Catholic Women and Mexican Politics masterfully demonstrates that even during periods of supposed conciliation between Church and state in Mexico, such as the Porfiriato, many Catholics—especially Catholic women—were still militant in their defense of the Church. Here again, the local space of the parish is central, as Chowning shows how religious conflict in Mexico cannot be defined merely by what was happening between the hierarchy of the Church and state officials. Instead, Chowning demonstrates that religious conflict can be better understood as a “culture war” between Catholics and liberals that often played out at the local level and was largely led by women. As the Catholic Church began to see its political project focused more on a Romanizing revitalization of Catholic culture, women's everyday religious actions gained political importance. Women who were teaching catechism to children, decorating their houses for religious celebrations, wearing the medallions of their lay associations, and supporting Catholic media were doing so with the express intention of participating in the Catholic Church's broader struggle against liberal secular culture.
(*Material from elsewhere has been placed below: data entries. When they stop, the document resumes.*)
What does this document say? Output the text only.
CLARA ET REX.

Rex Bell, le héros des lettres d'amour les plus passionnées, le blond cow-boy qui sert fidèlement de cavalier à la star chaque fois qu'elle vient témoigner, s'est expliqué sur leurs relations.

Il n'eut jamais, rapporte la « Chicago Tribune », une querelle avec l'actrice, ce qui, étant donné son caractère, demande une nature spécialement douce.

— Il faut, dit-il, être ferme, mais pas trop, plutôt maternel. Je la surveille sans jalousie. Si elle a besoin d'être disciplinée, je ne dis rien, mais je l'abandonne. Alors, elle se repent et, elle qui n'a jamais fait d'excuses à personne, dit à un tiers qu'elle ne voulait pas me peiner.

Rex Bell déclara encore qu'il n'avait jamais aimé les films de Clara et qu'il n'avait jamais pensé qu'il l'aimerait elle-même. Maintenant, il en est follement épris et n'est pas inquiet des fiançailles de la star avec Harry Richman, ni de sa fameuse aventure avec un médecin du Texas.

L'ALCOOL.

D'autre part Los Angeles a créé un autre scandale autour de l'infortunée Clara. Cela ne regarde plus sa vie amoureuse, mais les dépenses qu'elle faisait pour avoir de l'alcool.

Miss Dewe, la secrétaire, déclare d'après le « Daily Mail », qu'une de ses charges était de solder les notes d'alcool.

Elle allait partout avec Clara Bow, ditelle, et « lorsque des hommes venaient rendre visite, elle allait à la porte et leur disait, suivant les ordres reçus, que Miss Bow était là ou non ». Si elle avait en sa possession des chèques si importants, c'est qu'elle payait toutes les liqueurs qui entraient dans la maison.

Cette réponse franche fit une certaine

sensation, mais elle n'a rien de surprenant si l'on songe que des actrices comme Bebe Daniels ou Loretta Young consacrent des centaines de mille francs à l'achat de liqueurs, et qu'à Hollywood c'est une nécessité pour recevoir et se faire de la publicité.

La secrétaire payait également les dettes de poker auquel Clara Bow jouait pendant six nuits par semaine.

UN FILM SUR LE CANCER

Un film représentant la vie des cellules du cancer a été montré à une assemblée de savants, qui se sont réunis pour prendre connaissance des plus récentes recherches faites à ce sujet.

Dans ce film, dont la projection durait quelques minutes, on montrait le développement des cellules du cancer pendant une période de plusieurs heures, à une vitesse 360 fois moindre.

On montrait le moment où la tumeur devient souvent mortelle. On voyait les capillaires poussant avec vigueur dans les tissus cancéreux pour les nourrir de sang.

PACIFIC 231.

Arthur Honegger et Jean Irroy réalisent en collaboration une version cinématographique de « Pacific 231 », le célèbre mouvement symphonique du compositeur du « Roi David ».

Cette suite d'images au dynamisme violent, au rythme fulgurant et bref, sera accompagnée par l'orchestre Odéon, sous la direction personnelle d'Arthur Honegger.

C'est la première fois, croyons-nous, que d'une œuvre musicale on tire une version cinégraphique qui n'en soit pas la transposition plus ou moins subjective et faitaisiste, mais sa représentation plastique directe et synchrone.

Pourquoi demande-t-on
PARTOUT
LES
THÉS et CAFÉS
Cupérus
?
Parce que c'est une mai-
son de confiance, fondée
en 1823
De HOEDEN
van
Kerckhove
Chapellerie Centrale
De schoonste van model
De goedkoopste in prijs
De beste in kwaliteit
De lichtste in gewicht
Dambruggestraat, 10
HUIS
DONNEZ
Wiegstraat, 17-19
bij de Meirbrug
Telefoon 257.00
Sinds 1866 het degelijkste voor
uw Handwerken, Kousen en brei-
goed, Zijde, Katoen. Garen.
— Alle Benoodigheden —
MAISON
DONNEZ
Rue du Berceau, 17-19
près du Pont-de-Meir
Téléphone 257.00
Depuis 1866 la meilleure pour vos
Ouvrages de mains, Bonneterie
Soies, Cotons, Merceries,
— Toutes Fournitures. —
By focusing on the seemingly “private” faith of local parish women, Chowning has uncovered a deep and constant undercurrent of political activism that “can move into the public arena when it perceives itself to be threatened” (251). In doing so, Catholic Women and Mexican Politics reframes our understanding of broader narratives of Mexican religious politics and Catholic women's activism. This is especially apparent in the epilogue's reevaluation of Catholic women's activism during the Revolution, which did not, as some past scholars assumed, suddenly appear for the first time but was instead yet another historical moment in which Catholic women, during a time of intensified church-state conflict, moved their activism into the public arena. Catholic Women and Mexican Politics profoundly transforms our understanding of the relationship between religion, gender, and politics in modern Mexican history, and it is thus a must-read for students and scholars alike.